To enable more students to demonstrate their abilities, starting in the fall of 2017 ACT will offer supports for qualified English learners in the United States taking the ACT. These supports will include limited additional time to take the test, the use of an approved word-to-word bilingual glossary (containing no word definitions), test instructions provided in the student’s native language (limited languages at first), and testing in a non-distracting environment.
Most importantly for these students, the test results will be college reportable.
To do well on the math test, students will still need to know math. Similarly, they will also need to need to know English, Reading, and Science, the other subjects covered on the ACT.
In English, the test measures usage, mechanics, and rhetorical skills; it’s not a vocabulary test. A bilingual glossary helps even the playing field, but does not define the words on the test.
For example, if you were a Spanish speaker learning English you may not understand the word “rhetorical” but you would likely understand the Spanish word “retórico.” The glossary doesn’t define “rhetorical.” It only clarifies the word is one you already understand in your native language.
ACT’s move to better support English learners is consistent with the federal Every Student Succeeds Act (ESSA), which calls for educators to help students whose difficulties in speaking, reading, writing, or understanding the English language may deny them the ability to meet challenging academic standards, achieve in classrooms where the language of instruction is English, or participate fully in society.
We’re proud to be the first major assessment organization to offer the English learner supports I’ve described.
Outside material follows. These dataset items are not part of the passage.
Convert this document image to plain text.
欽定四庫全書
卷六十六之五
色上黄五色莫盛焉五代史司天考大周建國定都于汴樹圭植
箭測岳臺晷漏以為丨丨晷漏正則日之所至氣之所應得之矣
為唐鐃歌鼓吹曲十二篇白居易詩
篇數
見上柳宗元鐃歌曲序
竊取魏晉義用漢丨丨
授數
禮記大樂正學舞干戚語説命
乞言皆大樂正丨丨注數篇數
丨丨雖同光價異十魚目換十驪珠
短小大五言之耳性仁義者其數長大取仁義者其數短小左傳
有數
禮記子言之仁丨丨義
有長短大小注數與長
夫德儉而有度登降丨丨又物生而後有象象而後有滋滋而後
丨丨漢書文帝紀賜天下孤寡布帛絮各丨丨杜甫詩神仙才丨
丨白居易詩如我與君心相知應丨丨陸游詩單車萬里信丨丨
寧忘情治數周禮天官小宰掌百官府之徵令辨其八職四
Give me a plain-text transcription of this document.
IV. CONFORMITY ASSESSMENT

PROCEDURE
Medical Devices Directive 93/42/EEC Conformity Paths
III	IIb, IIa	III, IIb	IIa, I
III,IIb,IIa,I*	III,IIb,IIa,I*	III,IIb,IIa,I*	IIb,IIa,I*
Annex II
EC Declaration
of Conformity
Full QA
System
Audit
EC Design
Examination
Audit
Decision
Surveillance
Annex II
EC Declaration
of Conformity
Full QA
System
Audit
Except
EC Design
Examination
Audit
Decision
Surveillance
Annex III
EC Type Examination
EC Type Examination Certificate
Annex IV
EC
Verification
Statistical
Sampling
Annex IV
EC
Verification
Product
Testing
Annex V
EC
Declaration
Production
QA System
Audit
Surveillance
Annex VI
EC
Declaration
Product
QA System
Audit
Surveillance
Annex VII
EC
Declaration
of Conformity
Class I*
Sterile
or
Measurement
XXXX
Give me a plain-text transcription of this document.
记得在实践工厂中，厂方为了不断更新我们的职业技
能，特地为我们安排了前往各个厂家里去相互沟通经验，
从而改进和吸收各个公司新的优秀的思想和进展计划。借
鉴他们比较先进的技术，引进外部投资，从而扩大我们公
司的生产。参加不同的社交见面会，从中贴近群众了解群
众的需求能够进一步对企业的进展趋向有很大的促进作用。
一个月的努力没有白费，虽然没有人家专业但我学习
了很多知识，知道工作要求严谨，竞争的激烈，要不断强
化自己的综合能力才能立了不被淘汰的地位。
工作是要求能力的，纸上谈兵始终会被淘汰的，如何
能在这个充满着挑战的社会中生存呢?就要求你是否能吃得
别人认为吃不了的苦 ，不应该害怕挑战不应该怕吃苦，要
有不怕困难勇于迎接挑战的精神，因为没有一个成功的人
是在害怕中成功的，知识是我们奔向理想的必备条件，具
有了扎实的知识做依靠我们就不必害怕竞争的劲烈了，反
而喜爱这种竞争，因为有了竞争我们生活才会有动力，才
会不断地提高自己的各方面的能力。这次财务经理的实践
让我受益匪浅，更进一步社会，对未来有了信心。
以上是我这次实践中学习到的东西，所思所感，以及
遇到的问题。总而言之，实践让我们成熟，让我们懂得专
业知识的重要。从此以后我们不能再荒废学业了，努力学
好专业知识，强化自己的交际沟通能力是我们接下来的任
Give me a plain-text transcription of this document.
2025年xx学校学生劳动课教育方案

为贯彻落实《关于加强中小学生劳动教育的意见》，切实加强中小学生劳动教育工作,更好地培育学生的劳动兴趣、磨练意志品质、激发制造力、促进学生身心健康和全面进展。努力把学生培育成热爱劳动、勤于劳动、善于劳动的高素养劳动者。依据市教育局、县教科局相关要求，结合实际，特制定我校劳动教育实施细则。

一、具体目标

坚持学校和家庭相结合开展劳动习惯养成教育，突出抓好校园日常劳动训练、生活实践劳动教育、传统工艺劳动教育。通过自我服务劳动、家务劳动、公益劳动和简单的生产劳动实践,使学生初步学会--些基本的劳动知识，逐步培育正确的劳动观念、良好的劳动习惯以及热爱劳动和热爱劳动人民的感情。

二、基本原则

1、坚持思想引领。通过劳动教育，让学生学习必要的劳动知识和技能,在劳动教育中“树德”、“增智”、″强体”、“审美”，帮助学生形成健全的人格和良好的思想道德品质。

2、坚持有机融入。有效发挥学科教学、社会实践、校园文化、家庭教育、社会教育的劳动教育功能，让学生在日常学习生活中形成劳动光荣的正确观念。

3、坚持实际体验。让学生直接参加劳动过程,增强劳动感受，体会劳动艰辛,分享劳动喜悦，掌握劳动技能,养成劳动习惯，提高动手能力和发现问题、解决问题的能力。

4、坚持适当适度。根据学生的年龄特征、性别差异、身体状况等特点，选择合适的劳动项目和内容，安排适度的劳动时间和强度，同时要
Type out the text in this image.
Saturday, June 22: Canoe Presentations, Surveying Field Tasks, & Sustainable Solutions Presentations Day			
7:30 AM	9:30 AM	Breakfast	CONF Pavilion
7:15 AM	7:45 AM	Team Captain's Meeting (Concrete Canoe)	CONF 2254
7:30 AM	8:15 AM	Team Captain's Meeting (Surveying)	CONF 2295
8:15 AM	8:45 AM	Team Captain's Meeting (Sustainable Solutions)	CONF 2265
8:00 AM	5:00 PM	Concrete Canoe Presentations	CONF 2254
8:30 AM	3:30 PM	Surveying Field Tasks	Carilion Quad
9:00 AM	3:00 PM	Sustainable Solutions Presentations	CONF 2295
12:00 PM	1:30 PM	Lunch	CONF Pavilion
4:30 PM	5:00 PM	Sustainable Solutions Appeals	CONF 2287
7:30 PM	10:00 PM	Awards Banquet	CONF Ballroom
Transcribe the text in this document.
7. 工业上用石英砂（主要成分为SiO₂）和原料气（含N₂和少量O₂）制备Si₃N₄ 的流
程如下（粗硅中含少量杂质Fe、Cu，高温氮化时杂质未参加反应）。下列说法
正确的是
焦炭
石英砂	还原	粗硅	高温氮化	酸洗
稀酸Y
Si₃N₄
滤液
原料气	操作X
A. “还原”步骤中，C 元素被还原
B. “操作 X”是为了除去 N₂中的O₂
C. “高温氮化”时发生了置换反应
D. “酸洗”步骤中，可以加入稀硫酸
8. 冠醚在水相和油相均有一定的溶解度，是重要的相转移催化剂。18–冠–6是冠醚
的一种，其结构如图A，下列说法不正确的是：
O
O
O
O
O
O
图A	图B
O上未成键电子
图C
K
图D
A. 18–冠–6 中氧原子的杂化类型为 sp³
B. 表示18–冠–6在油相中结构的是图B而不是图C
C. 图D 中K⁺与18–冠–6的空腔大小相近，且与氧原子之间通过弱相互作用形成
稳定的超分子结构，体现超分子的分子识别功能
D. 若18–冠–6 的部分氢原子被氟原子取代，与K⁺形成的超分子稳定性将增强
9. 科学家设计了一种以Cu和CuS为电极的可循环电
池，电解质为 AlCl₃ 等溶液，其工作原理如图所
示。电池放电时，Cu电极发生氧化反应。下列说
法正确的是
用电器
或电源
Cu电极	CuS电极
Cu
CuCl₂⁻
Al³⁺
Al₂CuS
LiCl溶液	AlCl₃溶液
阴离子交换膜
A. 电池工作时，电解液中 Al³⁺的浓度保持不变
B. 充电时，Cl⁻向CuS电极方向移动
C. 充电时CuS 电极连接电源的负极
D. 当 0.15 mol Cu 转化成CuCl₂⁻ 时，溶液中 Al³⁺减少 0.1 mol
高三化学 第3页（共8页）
We hope others in our profession will follow our lead.
The bottom line for ACT is not about being first, but about being fair to the nearly 5 million students across the United States whose first language is not English, including three young children who sit at my kitchen table—mostly speaking Dutch—each and every evening.
All students deserve the opportunity to show what they know. Starting next fall, with the ACT, they will.